The fundamental principle of a partnership as encapsulated under Section 25 of the Partnership Act is that every partner is liable jointly and severally for all acts of the firm while he was/ is a partner. As a consequence, a sole surviving partner even after the dissolution of the firm upon the death of a partner, assumes unlimited liability to discharge any debt owed by the firm. This provision ensures that creditors can seek repayment from any partner for the full amount of the firm's debts, regardless of which partner was responsible for incurring the debt.

However, creditors face significant challenges in enforcing their debt in a situation where none of the partners survive. In such cases, the legal heirs of the partners are not liable for the debts of the firm, as they were never parties to the partnership agreement and thus cannot be held responsible for the obligations incurred by the firm. The principle of limited liability for heirs ensures that they are not required to pay the firm's debts from their personal assets.

In the same vein in the landmark case of SP Mishra & Ors. v. Mohd.

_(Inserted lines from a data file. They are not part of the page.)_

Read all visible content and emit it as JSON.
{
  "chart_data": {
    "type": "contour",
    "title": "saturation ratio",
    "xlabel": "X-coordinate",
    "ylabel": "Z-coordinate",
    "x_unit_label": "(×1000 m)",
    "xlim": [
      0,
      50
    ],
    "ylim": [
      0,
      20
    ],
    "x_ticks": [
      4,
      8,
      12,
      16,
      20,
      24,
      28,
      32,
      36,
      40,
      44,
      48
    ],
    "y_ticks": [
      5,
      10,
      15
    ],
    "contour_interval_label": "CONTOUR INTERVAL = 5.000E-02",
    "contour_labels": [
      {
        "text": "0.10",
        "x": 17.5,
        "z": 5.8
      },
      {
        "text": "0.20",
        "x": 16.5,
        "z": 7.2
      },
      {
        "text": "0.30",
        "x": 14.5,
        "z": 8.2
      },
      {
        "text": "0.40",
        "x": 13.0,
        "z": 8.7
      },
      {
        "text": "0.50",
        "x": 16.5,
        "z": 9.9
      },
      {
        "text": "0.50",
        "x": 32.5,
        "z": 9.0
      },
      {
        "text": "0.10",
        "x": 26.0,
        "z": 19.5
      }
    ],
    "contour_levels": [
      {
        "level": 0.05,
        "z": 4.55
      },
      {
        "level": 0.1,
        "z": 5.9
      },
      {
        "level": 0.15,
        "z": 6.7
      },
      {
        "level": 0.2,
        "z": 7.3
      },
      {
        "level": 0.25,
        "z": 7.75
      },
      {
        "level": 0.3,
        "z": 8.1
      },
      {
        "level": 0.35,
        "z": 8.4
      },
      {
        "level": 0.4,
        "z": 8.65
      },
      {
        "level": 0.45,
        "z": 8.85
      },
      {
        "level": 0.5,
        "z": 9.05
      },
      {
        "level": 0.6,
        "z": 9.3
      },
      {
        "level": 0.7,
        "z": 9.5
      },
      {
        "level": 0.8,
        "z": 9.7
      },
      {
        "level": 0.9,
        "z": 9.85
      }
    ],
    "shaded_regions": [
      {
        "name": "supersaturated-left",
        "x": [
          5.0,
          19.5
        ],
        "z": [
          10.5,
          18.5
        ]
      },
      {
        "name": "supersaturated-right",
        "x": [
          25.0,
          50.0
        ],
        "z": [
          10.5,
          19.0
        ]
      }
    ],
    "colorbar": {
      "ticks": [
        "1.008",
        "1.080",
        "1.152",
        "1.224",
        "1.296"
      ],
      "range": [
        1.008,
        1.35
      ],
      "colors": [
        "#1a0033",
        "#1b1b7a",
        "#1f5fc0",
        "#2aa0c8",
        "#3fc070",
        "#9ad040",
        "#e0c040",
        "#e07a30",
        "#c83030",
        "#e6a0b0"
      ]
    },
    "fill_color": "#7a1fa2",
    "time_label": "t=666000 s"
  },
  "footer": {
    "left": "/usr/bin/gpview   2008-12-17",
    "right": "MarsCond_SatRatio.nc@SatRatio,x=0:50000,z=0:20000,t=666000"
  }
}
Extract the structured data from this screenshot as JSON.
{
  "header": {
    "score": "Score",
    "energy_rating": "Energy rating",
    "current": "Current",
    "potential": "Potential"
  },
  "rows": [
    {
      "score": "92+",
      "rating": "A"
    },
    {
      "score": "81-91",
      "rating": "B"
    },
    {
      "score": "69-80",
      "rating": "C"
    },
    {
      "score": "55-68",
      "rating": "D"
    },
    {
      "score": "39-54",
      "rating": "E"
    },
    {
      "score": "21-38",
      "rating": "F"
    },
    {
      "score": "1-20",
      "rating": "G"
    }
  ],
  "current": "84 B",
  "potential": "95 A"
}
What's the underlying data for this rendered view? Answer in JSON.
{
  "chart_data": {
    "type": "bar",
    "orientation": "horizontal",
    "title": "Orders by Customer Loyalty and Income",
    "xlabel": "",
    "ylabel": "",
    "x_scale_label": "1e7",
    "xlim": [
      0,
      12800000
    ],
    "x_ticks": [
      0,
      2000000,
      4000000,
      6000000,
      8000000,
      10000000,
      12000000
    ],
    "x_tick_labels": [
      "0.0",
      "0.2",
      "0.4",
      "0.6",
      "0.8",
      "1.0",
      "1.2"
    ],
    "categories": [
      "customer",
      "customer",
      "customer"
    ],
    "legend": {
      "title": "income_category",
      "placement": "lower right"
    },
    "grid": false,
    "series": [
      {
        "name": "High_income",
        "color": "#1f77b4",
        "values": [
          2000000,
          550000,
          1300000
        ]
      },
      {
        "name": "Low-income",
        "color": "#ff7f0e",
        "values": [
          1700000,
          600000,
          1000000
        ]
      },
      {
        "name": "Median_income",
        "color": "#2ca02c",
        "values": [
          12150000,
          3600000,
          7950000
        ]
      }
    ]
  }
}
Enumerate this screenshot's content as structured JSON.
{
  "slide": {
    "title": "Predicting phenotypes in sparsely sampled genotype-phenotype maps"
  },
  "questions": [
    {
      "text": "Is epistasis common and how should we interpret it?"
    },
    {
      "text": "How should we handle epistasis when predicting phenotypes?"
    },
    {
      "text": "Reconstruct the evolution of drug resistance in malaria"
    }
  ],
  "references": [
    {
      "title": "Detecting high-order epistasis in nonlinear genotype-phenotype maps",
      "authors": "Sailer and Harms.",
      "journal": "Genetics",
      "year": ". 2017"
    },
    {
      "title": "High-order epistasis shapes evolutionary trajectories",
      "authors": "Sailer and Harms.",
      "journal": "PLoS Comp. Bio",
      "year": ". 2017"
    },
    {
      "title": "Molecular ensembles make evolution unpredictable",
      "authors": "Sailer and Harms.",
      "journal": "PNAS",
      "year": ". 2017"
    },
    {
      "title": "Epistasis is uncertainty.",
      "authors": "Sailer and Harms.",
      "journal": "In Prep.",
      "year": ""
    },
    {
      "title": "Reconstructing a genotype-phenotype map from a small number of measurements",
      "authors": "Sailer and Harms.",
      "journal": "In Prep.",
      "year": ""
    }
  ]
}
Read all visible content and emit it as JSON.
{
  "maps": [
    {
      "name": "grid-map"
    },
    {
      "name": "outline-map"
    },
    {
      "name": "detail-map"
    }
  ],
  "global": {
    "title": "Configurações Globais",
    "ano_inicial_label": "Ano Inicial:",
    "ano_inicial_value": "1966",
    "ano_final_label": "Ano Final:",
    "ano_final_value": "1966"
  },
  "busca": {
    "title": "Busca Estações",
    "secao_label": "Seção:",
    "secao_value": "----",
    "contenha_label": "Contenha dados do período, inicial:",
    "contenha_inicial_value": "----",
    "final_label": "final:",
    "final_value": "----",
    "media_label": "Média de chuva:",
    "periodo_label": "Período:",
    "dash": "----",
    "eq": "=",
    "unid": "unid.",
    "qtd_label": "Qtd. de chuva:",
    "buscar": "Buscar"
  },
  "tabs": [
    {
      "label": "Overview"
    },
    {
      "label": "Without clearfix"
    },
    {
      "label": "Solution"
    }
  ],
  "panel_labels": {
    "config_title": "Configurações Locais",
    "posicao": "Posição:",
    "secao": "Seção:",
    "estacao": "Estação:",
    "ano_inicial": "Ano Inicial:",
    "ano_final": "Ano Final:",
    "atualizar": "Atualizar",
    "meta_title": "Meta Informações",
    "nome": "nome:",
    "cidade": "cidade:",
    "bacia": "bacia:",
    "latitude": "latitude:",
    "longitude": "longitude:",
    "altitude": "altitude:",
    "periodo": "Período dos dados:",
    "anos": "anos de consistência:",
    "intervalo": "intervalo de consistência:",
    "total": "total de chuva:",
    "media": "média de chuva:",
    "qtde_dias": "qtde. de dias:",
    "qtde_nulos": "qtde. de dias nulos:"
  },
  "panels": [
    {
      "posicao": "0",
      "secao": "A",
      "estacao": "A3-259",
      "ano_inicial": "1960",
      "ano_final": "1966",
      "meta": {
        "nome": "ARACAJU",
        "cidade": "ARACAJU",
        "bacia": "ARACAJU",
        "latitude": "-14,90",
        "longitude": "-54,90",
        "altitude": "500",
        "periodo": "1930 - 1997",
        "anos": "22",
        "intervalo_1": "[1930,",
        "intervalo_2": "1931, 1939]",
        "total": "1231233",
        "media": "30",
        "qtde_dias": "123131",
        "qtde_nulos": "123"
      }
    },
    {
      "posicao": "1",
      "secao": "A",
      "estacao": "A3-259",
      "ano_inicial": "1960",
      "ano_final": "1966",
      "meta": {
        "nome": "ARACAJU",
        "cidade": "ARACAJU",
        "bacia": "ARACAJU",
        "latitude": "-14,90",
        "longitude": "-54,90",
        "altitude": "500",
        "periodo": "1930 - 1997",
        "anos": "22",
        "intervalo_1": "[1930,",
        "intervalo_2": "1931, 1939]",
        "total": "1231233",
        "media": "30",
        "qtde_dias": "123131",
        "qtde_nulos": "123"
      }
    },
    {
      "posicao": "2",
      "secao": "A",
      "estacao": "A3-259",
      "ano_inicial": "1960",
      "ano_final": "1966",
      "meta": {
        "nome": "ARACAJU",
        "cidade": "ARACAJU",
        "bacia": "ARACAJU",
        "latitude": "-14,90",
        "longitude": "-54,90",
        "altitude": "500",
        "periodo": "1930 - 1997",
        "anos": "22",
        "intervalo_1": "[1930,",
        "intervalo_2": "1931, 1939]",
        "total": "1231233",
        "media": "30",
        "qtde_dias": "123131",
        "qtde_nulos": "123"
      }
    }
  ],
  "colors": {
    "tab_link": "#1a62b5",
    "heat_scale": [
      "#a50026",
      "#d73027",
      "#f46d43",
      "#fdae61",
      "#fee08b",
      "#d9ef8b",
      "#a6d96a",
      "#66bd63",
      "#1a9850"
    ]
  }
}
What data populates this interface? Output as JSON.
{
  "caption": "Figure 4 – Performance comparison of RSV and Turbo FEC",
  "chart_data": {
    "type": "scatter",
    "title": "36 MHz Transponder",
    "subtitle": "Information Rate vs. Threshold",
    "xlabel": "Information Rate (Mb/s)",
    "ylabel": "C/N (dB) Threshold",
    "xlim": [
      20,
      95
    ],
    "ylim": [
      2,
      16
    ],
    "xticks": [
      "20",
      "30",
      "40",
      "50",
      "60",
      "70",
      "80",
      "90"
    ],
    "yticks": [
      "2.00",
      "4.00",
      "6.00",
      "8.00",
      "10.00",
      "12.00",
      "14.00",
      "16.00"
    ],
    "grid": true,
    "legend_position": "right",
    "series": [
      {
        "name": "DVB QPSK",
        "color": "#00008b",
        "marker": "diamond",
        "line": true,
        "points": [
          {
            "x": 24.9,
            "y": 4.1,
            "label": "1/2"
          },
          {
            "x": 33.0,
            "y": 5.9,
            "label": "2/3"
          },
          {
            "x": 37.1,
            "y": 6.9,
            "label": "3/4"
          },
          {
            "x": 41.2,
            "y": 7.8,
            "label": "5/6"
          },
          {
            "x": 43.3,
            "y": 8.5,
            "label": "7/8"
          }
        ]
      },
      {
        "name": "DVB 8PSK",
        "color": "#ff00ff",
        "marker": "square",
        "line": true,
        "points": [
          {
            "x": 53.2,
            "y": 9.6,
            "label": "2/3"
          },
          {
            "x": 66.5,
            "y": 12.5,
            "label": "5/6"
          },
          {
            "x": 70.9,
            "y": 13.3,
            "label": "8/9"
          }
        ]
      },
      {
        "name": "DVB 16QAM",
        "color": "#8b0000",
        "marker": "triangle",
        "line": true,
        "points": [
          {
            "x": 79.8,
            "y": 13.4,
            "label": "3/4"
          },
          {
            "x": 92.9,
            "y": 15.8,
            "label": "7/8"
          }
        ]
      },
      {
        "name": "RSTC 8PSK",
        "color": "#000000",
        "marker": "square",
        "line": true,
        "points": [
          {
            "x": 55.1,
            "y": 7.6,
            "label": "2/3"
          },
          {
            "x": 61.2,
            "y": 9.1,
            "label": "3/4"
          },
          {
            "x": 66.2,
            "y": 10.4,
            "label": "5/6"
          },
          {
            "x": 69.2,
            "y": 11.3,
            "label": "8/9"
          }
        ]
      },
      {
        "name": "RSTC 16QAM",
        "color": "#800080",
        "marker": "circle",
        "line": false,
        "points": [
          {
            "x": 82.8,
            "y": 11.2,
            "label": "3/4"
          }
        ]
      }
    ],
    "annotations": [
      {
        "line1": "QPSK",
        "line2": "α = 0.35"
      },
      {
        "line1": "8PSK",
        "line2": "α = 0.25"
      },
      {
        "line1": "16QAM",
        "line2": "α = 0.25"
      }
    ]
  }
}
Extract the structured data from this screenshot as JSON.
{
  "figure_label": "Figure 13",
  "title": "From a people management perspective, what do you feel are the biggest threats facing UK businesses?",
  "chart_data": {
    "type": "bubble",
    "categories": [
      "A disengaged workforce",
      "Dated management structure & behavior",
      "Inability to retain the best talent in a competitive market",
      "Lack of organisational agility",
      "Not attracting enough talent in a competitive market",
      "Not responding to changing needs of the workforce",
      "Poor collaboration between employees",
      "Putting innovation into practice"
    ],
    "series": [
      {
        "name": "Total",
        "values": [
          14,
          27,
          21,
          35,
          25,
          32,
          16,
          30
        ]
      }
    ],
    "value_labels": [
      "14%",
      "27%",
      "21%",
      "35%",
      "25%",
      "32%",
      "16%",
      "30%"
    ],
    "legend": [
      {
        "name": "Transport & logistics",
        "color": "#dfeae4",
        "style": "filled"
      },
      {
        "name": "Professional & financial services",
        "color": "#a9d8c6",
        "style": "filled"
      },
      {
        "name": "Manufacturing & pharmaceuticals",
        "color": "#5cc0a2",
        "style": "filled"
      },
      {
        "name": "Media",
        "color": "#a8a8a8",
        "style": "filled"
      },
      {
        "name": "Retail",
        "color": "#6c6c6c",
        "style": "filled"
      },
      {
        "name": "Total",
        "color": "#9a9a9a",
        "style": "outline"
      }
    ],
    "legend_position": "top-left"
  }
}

Laiquddin Khan & Anr., the Hon’ble Supreme Court held that even a favourable decree obtained by a creditor against a partner cannot bind his/ her legal heirs, as such, the decree is not executable against them. The legal heirs of a deceased partner are not parties to the contract and such contract cannot confer rights or impose obligations arising under it on any third party, except parties to it.

In fact, the Hon’ble Supreme Court went a step further to hold that even if the partnership deed envisages that after the death of a partner his legal heirs would automatically enter the partnership, such a clause would be void ab initio as it would run contrary to the provisions of the Partnership Act and would be opposed to public policy.

Personal rights, distinct from proprietary rights, arise from contractual obligations or pertain to an individual's status. These personal rights are neither transferable nor inheritable. Correspondingly, even Section 306 of the Indian Succession Act, 1925, embodies the maxim "actio personalis moritur cum persona" (a personal right of action dies with the person), which applies to a specific class of cases where the right in question is not inheritable.

Therefore, creditors may find themselves without recourse to recover the amounts owed, as the deceased partners' estates may not have sufficient assets to cover the debts, and the heirs are protected from any personal financial liability.